Now I promise this won't be  post you wish you had never started to read. At least that's my goal by the end of this post. I guess I have realized that I started this blog years ago to help my healing. I felt the need to let out emotion and the poison that was starting to settle in my heart from anger, abuse and the loss of dreams. Then it became a blog to share insights, perhaps even miracles that were happening during my darkest hours. Now...I'm back because...it's now just me, myself and I. 

That may seem quite sad, a bit negative or perhaps the next fabulous title of a Dr. Seuss book. But it's  just the truth. Now of course in a muh larger paradigm I am never alone. I know that my HF loves me. In fact he loves me enough to give me year after year with Me, Myself and I. It's been exhausting. For reals. Again don't get me wrong. I have come to see myself and my life more and more clearly as time passes. Instead of being damagingly humble, I have sought thee balance of meekness. If I were I be honest, I thought years ago I was in a battle with not only my Ex husband but a battle with God. Why couldn't they love me? Why had I not been enough? But just recently the deep reality of my story hit home...I have been in a full out arm wrestle with myself. Which is why no one is winning. I am smack dab in the middle. Arms shaking and the frustration building at the truth of my story. 

Now...I am fully aware in all of this that I have a pretty fabulous life. My job has become more than I ever imagined. I have thousands of kids that I love and value. I have gained friendships. Learned more about love. I sit on a lovely bed on Friday nights and down ice cream watching all The Lord of the Rings with zero accountability. I take bubble baths every so often. I eat out. And hold full ownership of the remote control. That's from a movie...can't remember which one;) 

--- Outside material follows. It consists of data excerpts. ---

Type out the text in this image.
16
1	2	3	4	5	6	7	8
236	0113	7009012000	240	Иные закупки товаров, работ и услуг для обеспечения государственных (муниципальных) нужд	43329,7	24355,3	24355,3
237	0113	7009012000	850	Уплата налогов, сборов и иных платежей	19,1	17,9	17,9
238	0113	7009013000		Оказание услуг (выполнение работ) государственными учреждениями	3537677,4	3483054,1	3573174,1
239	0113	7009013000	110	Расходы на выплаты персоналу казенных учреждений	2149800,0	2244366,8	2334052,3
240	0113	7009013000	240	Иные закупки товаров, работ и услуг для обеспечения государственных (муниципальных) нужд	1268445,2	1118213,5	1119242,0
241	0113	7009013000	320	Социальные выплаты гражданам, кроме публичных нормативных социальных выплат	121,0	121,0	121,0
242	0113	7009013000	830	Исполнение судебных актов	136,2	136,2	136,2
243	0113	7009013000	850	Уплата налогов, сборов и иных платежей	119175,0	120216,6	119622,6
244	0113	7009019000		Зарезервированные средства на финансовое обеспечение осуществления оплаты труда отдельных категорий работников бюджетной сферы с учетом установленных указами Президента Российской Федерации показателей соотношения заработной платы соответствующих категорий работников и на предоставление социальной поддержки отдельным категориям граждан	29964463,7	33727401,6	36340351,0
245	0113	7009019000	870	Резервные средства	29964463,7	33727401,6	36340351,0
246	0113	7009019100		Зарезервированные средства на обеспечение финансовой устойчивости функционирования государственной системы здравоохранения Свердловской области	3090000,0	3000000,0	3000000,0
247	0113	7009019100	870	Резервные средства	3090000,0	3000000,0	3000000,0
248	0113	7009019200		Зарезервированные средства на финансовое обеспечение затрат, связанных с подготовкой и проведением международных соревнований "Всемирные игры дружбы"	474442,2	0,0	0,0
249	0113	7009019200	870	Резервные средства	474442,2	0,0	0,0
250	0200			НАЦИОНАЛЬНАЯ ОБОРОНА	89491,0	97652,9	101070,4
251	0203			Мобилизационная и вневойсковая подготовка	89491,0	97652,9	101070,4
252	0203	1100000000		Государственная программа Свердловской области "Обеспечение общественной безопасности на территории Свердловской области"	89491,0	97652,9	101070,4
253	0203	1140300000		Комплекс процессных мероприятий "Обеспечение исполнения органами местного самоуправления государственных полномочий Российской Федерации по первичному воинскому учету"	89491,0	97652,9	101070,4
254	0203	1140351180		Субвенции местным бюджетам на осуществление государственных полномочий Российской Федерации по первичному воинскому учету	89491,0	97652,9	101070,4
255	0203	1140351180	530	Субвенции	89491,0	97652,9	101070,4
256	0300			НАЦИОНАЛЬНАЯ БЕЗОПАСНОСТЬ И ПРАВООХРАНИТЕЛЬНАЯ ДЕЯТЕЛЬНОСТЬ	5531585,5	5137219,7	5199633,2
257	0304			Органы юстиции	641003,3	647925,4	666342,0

I guess this blog doesn't have any glorious ending but I am hoping it is the start of some glorious beginnings. It's time to accept my life. It's time to accept my story. My curvy body. My emotional eating. My deep love of God. My lack of confidence in love. It's time to be just Me, Myself and I. 


Much love...

Alycesunny Out.

1 comment:

  1. Love you, Alycesun. There are so many things you can do while single that you won't have time for when you're married. I'm glad you're learning to enjoy your alone time. Spoil yourself a little while you can.